In many cases, Help Refugees says local authorities weren't even aware that they were engaging in a formal consultation or that there was a deadline by which they were supposed to respond. Even in cases where offers were received by the government's deadline, the charity has claimed that many of these were not counted because of the format in which councils had submitted their response.
These claims are supported by statements from several local authorities which have expressed frustration that their offers to help have not been accepted. Stephan Cowan, leader at Hammersmith and Fulham council, described the consultation as "incorrect and incompetent". Julian Bell, leader at Ealing council, said the process was "chaotic" and "wholly inadequate". Brighton and Hove council said it did not make a specific offer "because we did not understand this to be a consultation".

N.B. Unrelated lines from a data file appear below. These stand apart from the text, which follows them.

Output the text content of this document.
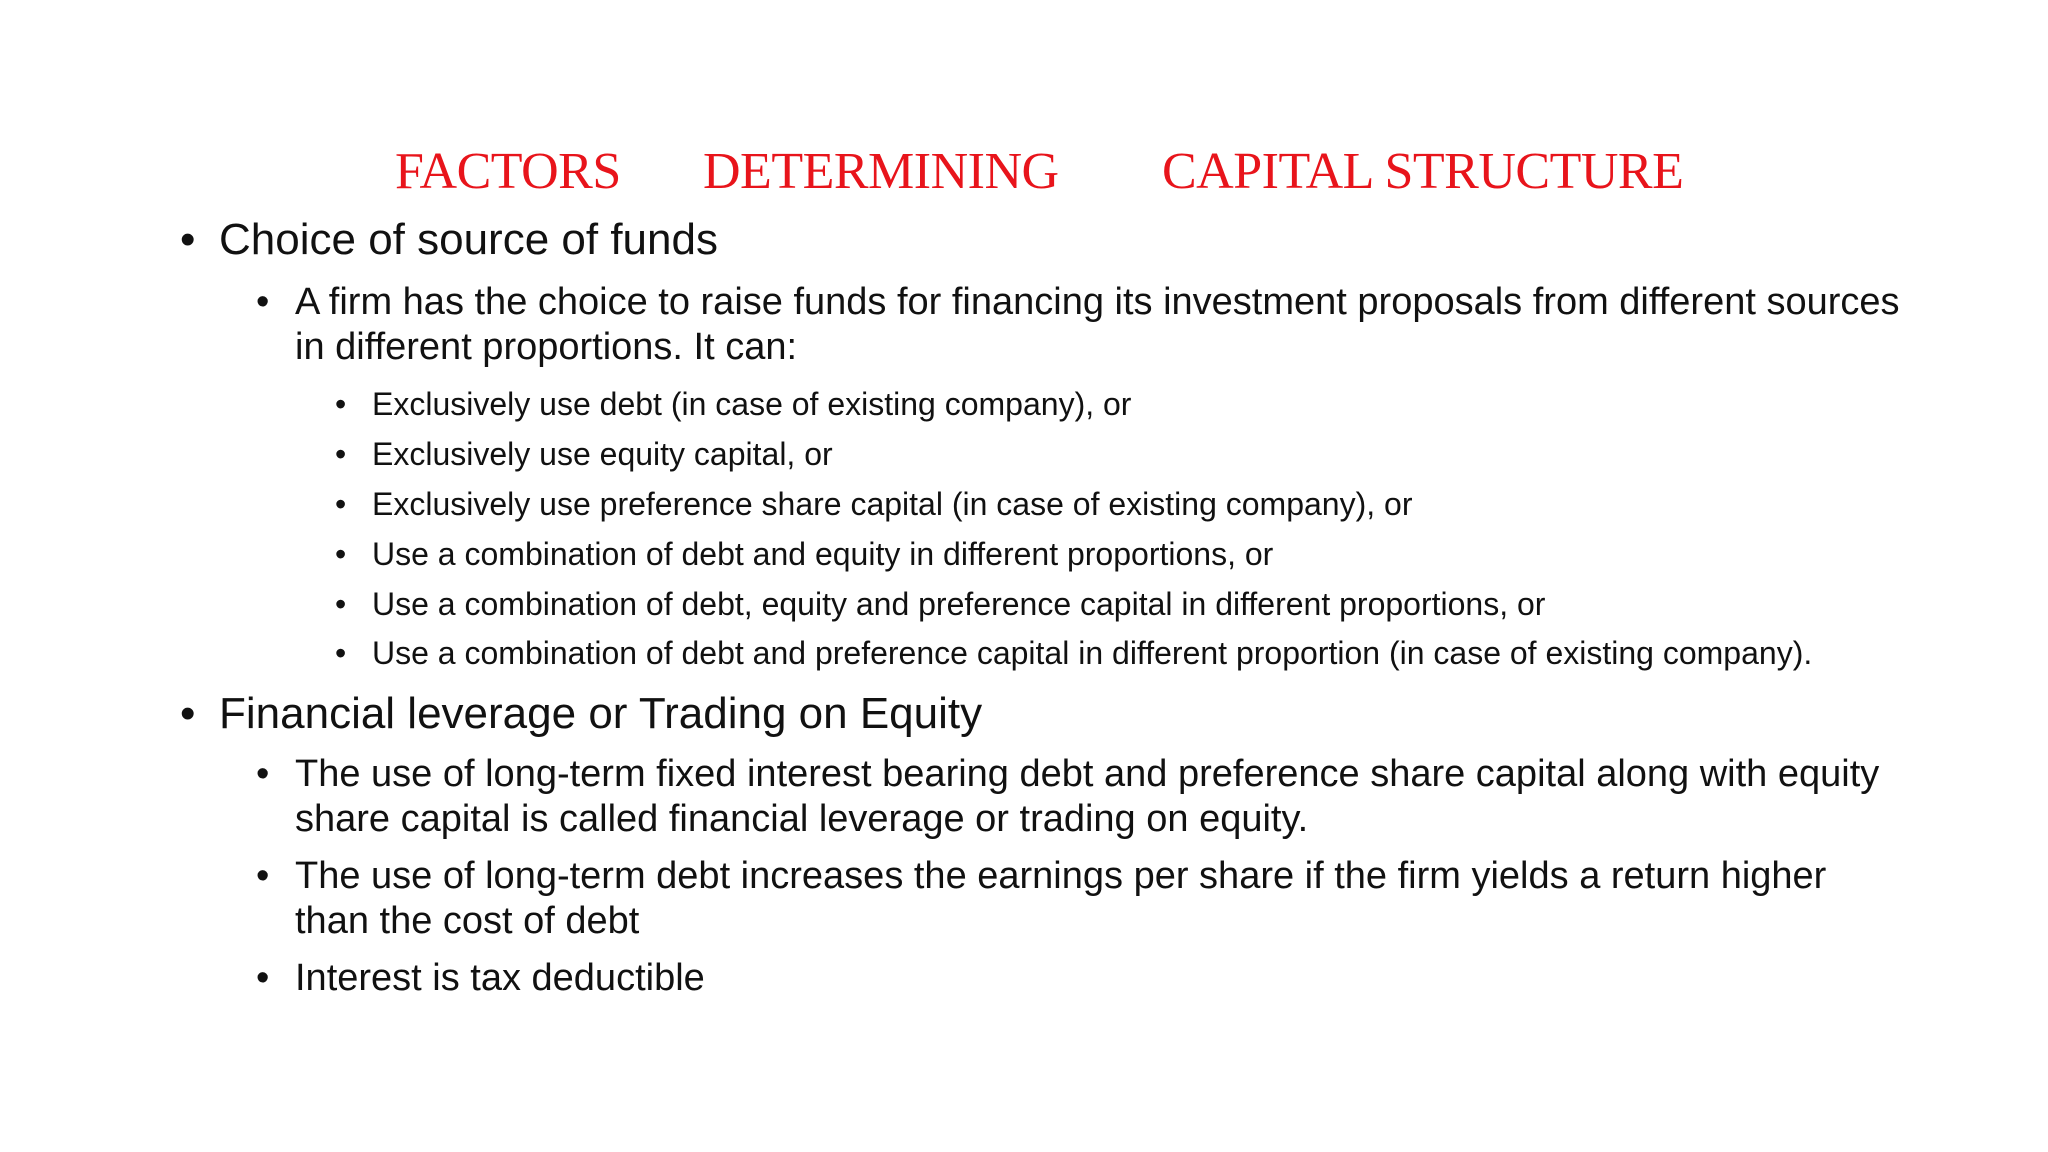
FACTORS DETERMINING CAPITAL STRUCTURE
• Choice of source of funds
• A firm has the choice to raise funds for financing its investment proposals from different sources in different proportions. It can:
• Exclusively use debt (in case of existing company), or
• Exclusively use equity capital, or
• Exclusively use preference share capital (in case of existing company), or
• Use a combination of debt and equity in different proportions, or
• Use a combination of debt, equity and preference capital in different proportions, or
• Use a combination of debt and preference capital in different proportion (in case of existing company).
• Financial leverage or Trading on Equity
• The use of long-term fixed interest bearing debt and preference share capital along with equity share capital is called financial leverage or trading on equity.
• The use of long-term debt increases the earnings per share if the firm yields a return higher than the cost of debt
• Interest is tax deductible
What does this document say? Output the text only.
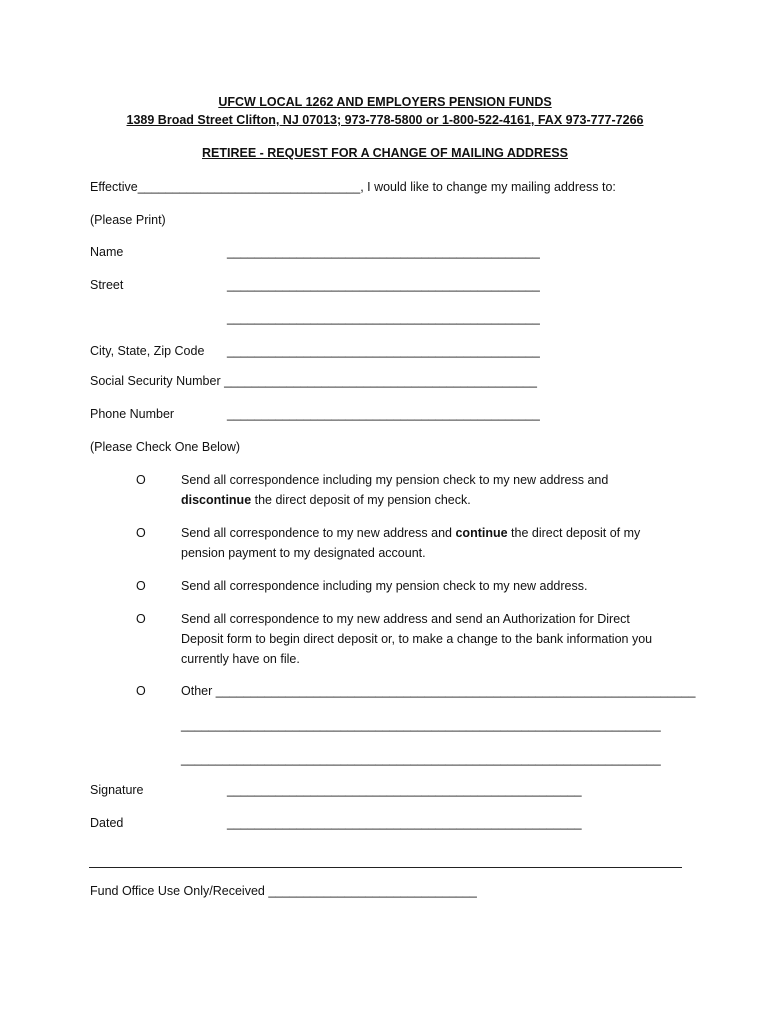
UFCW LOCAL 1262 AND EMPLOYERS PENSION FUNDS
1389 Broad Street Clifton, NJ 07013; 973-778-5800 or 1-800-522-4161, FAX 973-777-7266
RETIREE - REQUEST FOR A CHANGE OF MAILING ADDRESS
Effective________________________________, I would like to change my mailing address to:
(Please Print)
Name	_____________________________________________
Street	_____________________________________________
_____________________________________________
City, State, Zip Code _____________________________________________
Social Security Number _____________________________________________
Phone Number	_____________________________________________
(Please Check One Below)
O	Send all correspondence including my pension check to my new address and
discontinue the direct deposit of my pension check.
O	Send all correspondence to my new address and continue the direct deposit of my
pension payment to my designated account.
O	Send all correspondence including my pension check to my new address.
O	Send all correspondence to my new address and send an Authorization for Direct
Deposit form to begin direct deposit or, to make a change to the bank information you
currently have on file.
O	Other _____________________________________________________________________
_____________________________________________________________________
_____________________________________________________________________
Signature	___________________________________________________
Dated	___________________________________________________
Fund Office Use Only/Received ______________________________
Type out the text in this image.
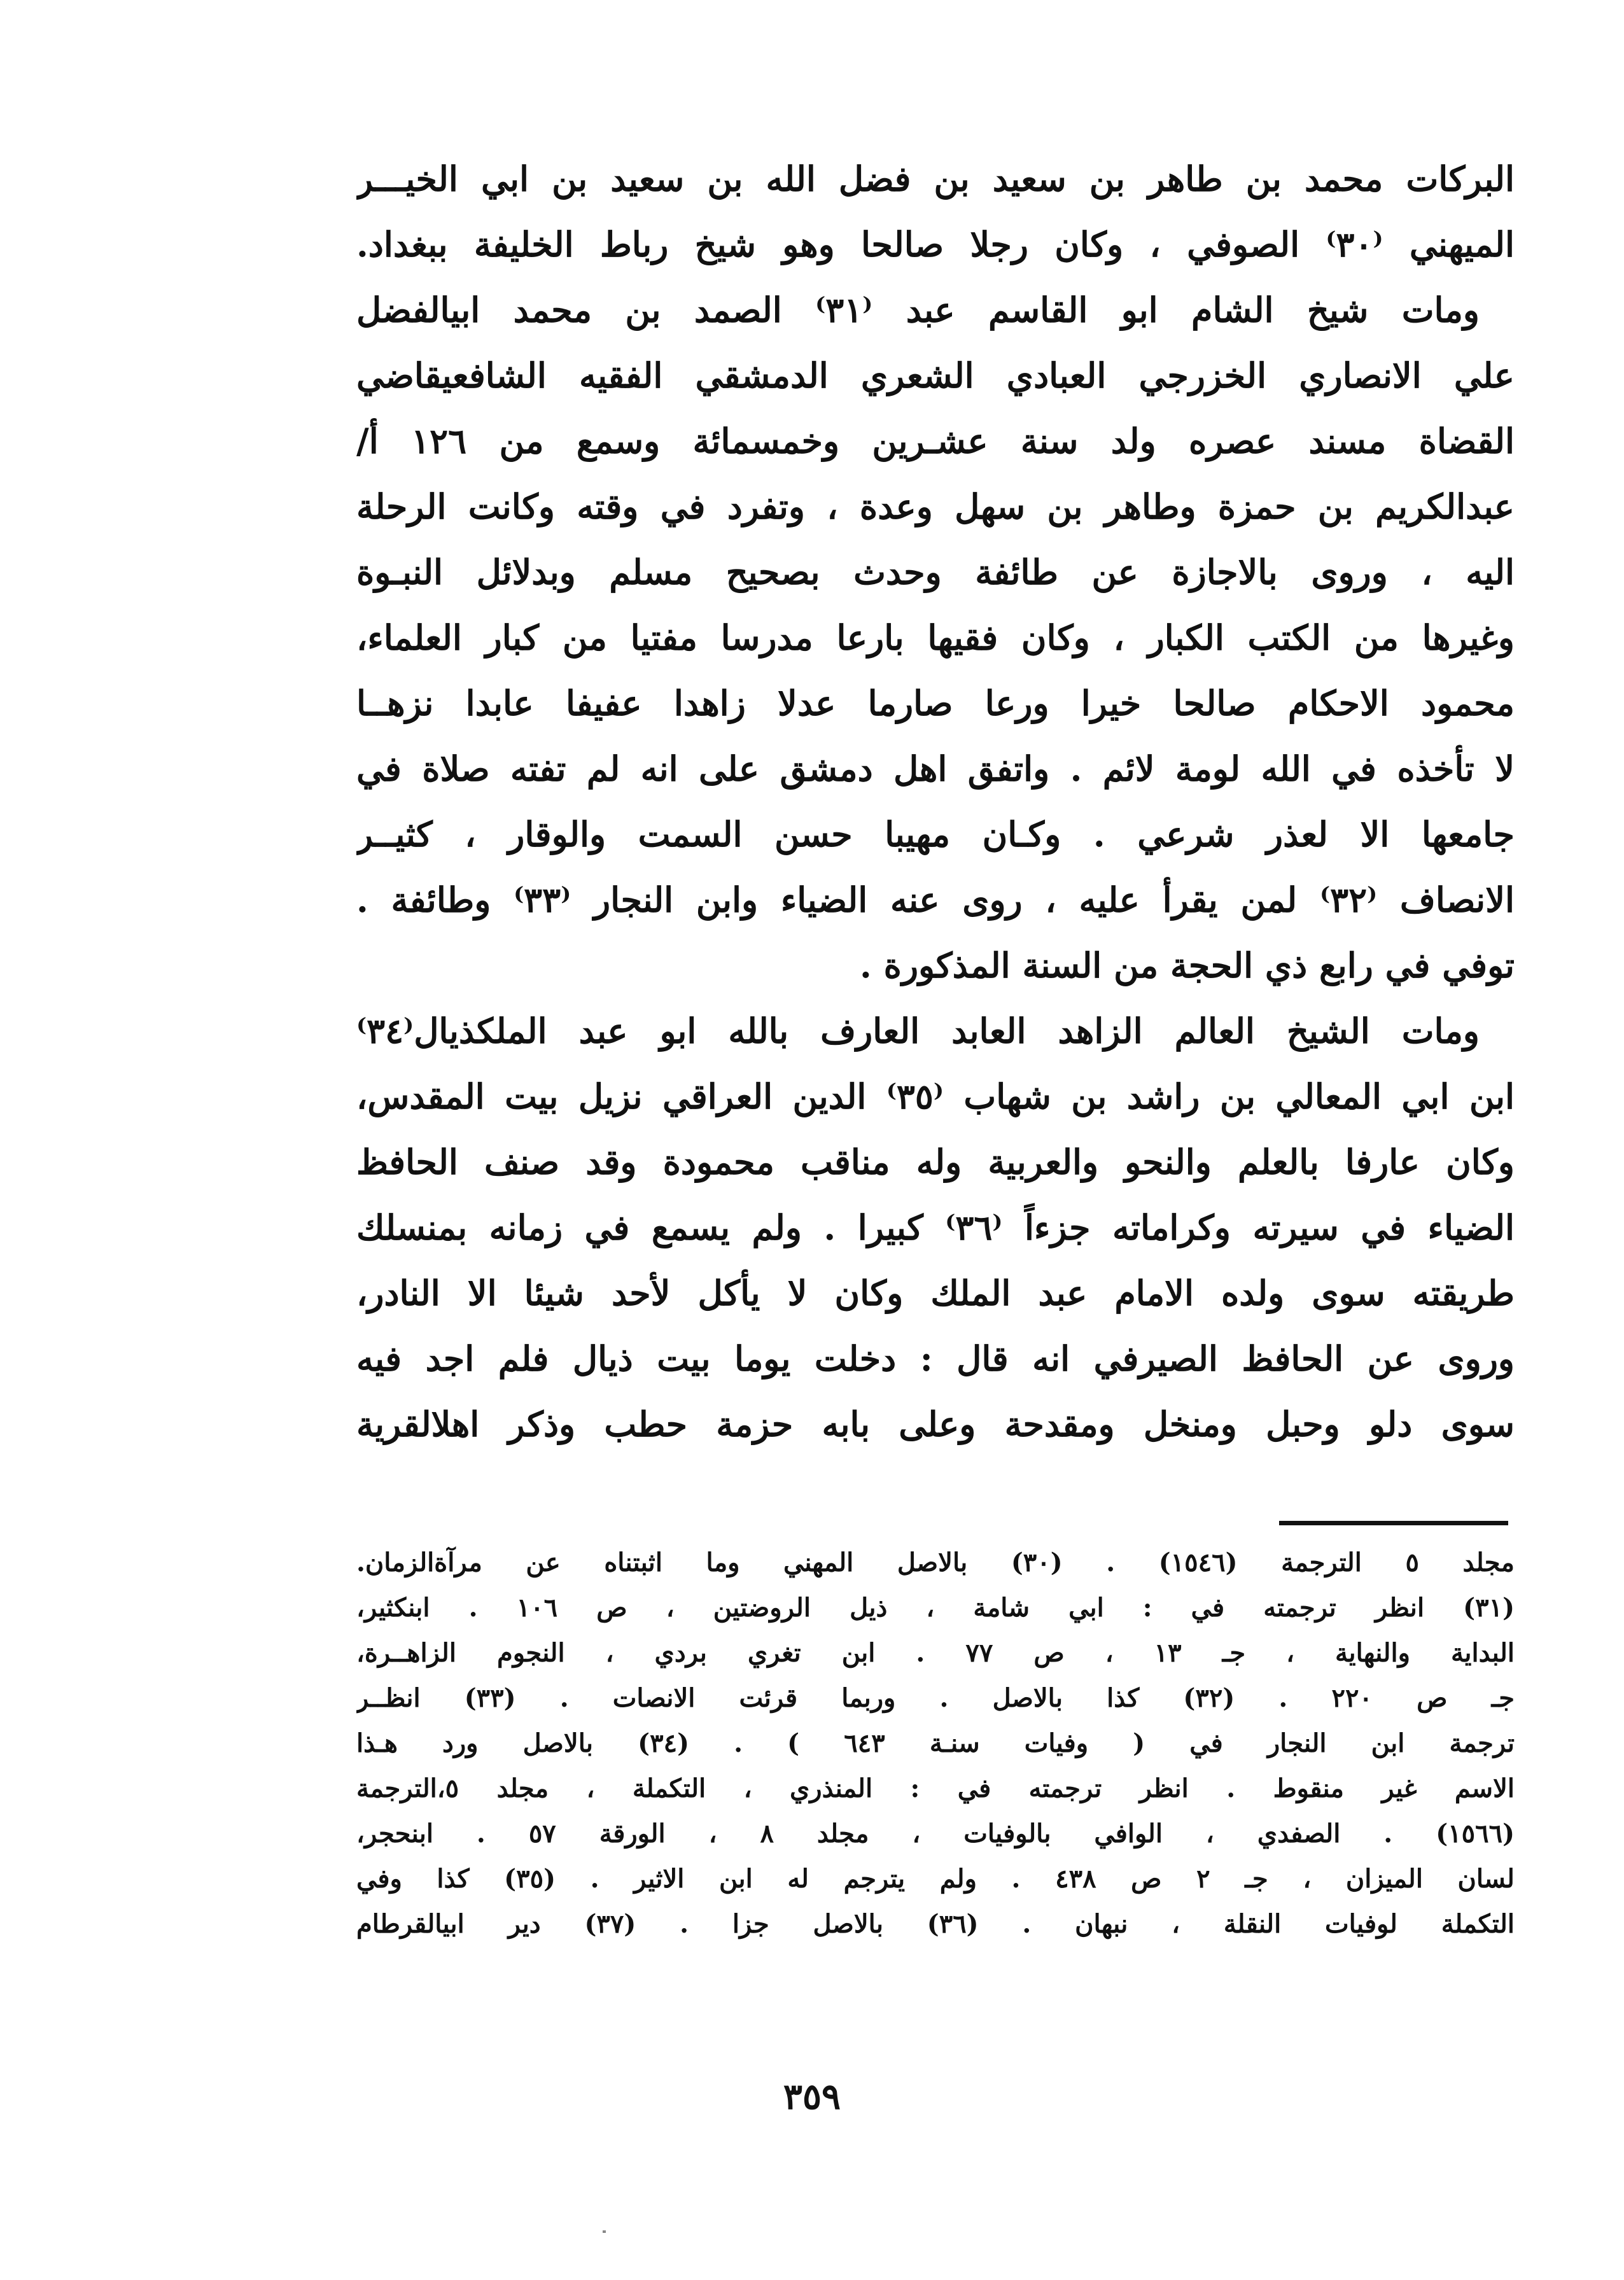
البركات محمد بن طاهر بن سعيد بن فضل الله بن سعيد بن ابي الخيـــر
الميهني ⁽٣٠⁾ الصوفي ، وكان رجلا صالحا وهو شيخ رباط الخليفة ببغداد.
ومات شيخ الشام ابو القاسم عبد ⁽٣١⁾ الصمد بن محمد ابيالفضل
علي الانصاري الخزرجي العبادي الشعري الدمشقي الفقيه الشافعيقاضي
القضاة مسند عصره ولد سنة عشـرين وخمسمائة وسمع من ١٢٦ أ/
عبدالكريم بن حمزة وطاهر بن سهل وعدة ، وتفرد في وقته وكانت الرحلة
اليه ، وروى بالاجازة عن طائفة وحدث بصحيح مسلم وبدلائل النبـوة
وغيرها من الكتب الكبار ، وكان فقيها بارعا مدرسا مفتيا من كبار العلماء،
محمود الاحكام صالحا خيرا ورعا صارما عدلا زاهدا عفيفا عابدا نزهــا
لا تأخذه في الله لومة لائم . واتفق اهل دمشق على انه لم تفته صلاة في
جامعها الا لعذر شرعي . وكـان مهيبا حسن السمت والوقار ، كثيــر
الانصاف ⁽٣٢⁾ لمن يقرأ عليه ، روى عنه الضياء وابن النجار ⁽٣٣⁾ وطائفة .
توفي في رابع ذي الحجة من السنة المذكورة .
ومات الشيخ العالم الزاهد العابد العارف بالله ابو عبد الملكذيال⁽٣٤⁾
ابن ابي المعالي بن راشد بن شهاب ⁽٣٥⁾ الدين العراقي نزيل بيت المقدس،
وكان عارفا بالعلم والنحو والعربية وله مناقب محمودة وقد صنف الحافظ
الضياء في سيرته وكراماته جزءاً ⁽٣٦⁾ كبيرا . ولم يسمع في زمانه بمنسلك
طريقته سوى ولده الامام عبد الملك وكان لا يأكل لأحد شيئا الا النادر،
وروى عن الحافظ الصيرفي انه قال : دخلت يوما بيت ذيال فلم اجد فيه
سوى دلو وحبل ومنخل ومقدحة وعلى بابه حزمة حطب وذكر اهلالقرية
مجلد ٥ الترجمة (١٥٤٦) . (٣٠) بالاصل المهني وما اثبتناه عن مرآةالزمان.
(٣١) انظر ترجمته في : ابي شامة ، ذيل الروضتين ، ص ١٠٦ . ابنكثير،
البداية والنهاية ، جـ ١٣ ، ص ٧٧ . ابن تغري بردي ، النجوم الزاهــرة،
جـ ص ٢٢٠ . (٣٢) كذا بالاصل . وربما قرئت الانصات . (٣٣) انظــر
ترجمة ابن النجار في ( وفيات سنـة ٦٤٣ ) . (٣٤) بالاصل ورد هـذا
الاسم غير منقوط . انظر ترجمته في : المنذري ، التكملة ، مجلد ٥،الترجمة
(١٥٦٦) . الصفدي ، الوافي بالوفيات ، مجلد ٨ ، الورقة ٥٧ . ابنحجر،
لسان الميزان ، جـ ٢ ص ٤٣٨ . ولم يترجم له ابن الاثير . (٣٥) كذا وفي
التكملة لوفيات النقلة ، نبهان . (٣٦) بالاصل جزا . (٣٧) دير ابيالقرطام
٣٥٩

Documents submitted in the Home Office's defence point to a matter of semantics, arguing that the government's duty to reach a number "in consultation with" local authorities is open to interpretation. Home Office lawyers state: "There is no specification of the matters that are to be consulted upon, or the manner in which those authorities are to be consulted. Nor does the requirement that the number be reached 'in consultation with local authorities' require that every local authority be consulted."
More than 12 months after the Immigration Act came into effect, the Dubs amendment has seen only 200 children brought to the UK. Further details of both side's arguments will be heard by the court over three days this week. A date for the verdict has not been set. All the while, the fate of child refugees in Europe hangs in the balance.
Help Refugees has noted that it took the government eight months to announce the number of child refugees it was willing to help. Court documents suggest this included two months spent devising a communications strategy to announce the number. Josie Naughton, one of the founders of Help Refugees, said: "The amendment was made because of an emergency situation. We're well over a year later. Every day that children aren't protected, their lives are at risk."
The situation for child refugees in Europe appears to be getting worse, not better. In October of 2016, the Calais "Jungle" refugee camp was demolished. In April this year, a fire burnt down a refugee camp in Dunkirk. In the wake of both incidents, hundreds of unaccompanied minors remain unaccounted for. Many children are now believed to be sleeping rough in northern France, and it's a similar story elsewhere in Europe. Thousands of children have simply disappeared.
"In Greece there are well over 2,000 unaccompanied minors, and only 1,000 spaces in the camps," says Naughton. "The rest fall through the cracks. All these children are at risk of anything from trafficking to exploitation. And actually, the most scary thing is, no one even knows if children go missing."